1. La demande de CES visant à obtenir un jugement sommaire rejetant les parties de la défense de Secure qui se rapportent à la question de la titularité du brevet 834 et de la demande reconventionnelle de Secure Drilling, sur le fondement de la Limitations Act de l’Alberta et de la renonciation, est accueillie.

2. Aucune décision n’est rendue en ce qui concerne l’identité de l’auteur ou des auteurs de l’invention divulguée dans le brevet 834.

3. Aucune conclusion n’est formulée quant à la validité ou à la contrefaçon du brevet 834.

4. La demande de Secure visant à obtenir un jugement sommaire rejetant les demandes de CES présentées à l’encontre de Secure Energy est rejetée.

5. La demande de Secure pour la tenue d’un procès sommaire sur la question de la titularité du brevet 834 est rejetée.

6. Les parties ont la possibilité de présenter des observations sur la question des dépens.

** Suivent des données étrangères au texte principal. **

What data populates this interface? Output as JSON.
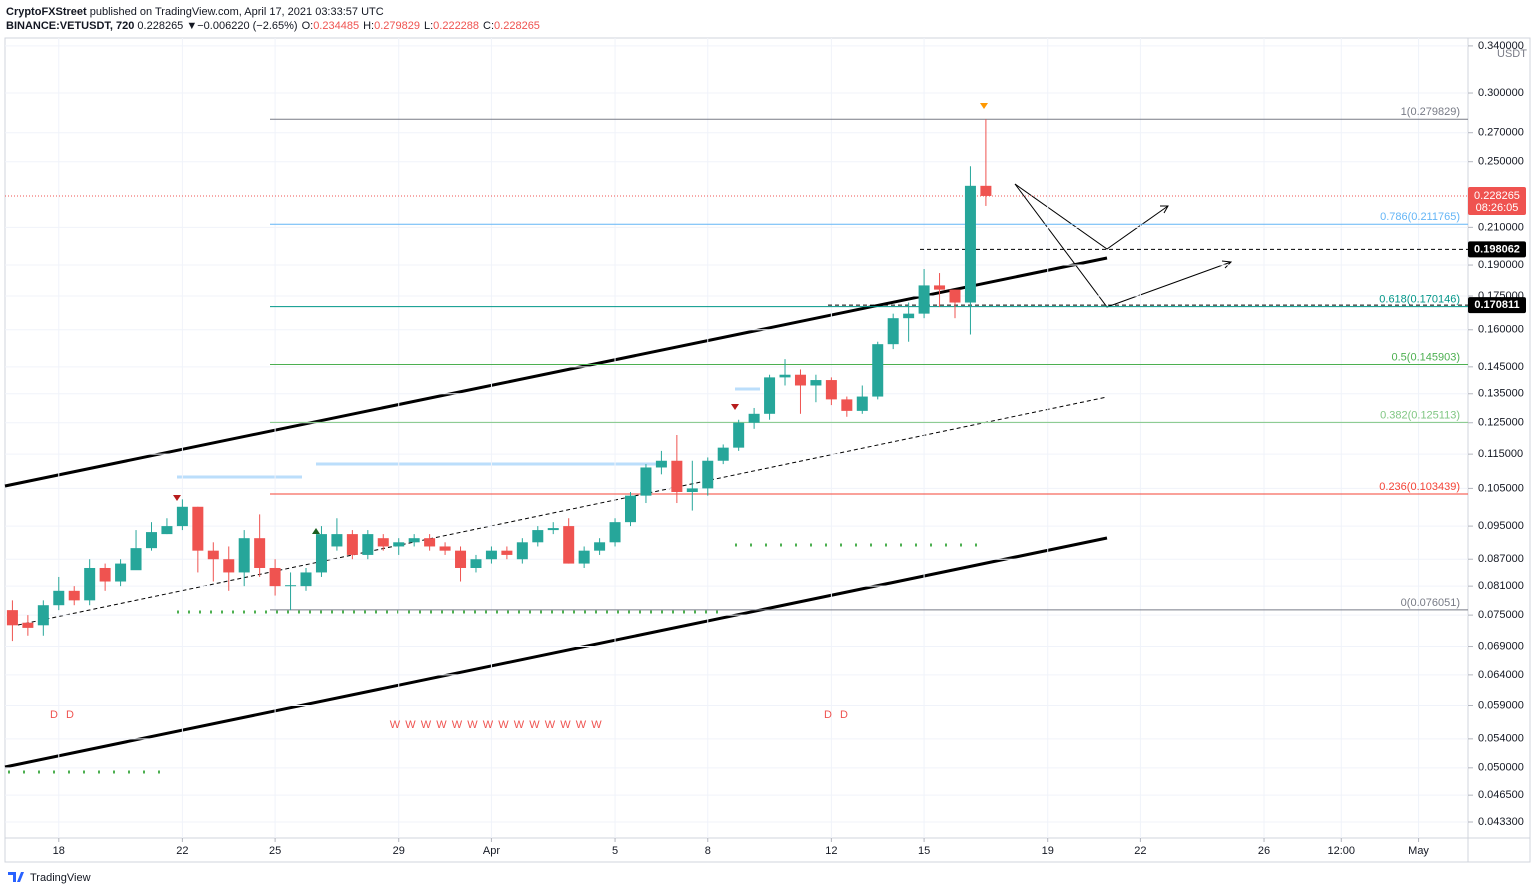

[32] La Cour d’appel de l’Alberta a été saisie d’un appel, qu’elle a rejeté à la majorité. Tous les juges de la formation étaient d’avis que le juge Gates avait eu tort de traiter de la question de la paternité de l’invention en premier [traduction] « principalement parce qu’il semblait que ni M. Levey ni Genesis n’avaient inventé la technologie, compte tenu de l’argument de CES fondé sur le "premier déposant" ». Selon la Cour d’appel de l’Alberta, les dispositions de la Loi sur les brevets qui favorisent le premier déposant n’ont aucune incidence sur l’identité du véritable inventeur.

[33] Cependant, les juges majoritaires ont conclu qu’il n’y avait quand même pas lieu de trancher la question de la paternité de l’invention, parce que, même si Secure arrivait à démontrer qu’elle est la titulaire légitime du brevet 834, [traduction] « cette démonstration ne réglerait pas le sort l’action intentée en Alberta ». Ils ont motivé leur conclusion en ces termes :

[traduction]
[13] [...] Les poursuites intentées en Alberta visent à faire respecter les droits découlant d’un brevet et tout moyen de défense invoqué s’applique à l’action concernée. Par exemple, il est possible de faire valoir en défense qu’une demande est prescrite en vertu de la Limitations Act, ou qu’elle est irrecevable parce qu’elle s’applique à une action assujettie aux modalités d’une renonciation signée à la suite d’un règlement. Secure ne peut revendiquer un titre ou un droit qui a fait l’objet d’une renonciation ou qui est frappé de prescription. De ce point de vue, l’affaire est analogue à toute autre affaire dans laquelle le demandeur invoque un moyen valide, mais qu’il ne peut faire valoir en raison de l’expiration d’un délai de prescription ou du fait que l’exercice de son droit a antérieurement fait l’objet d’une renonciation ou d’une indemnisation.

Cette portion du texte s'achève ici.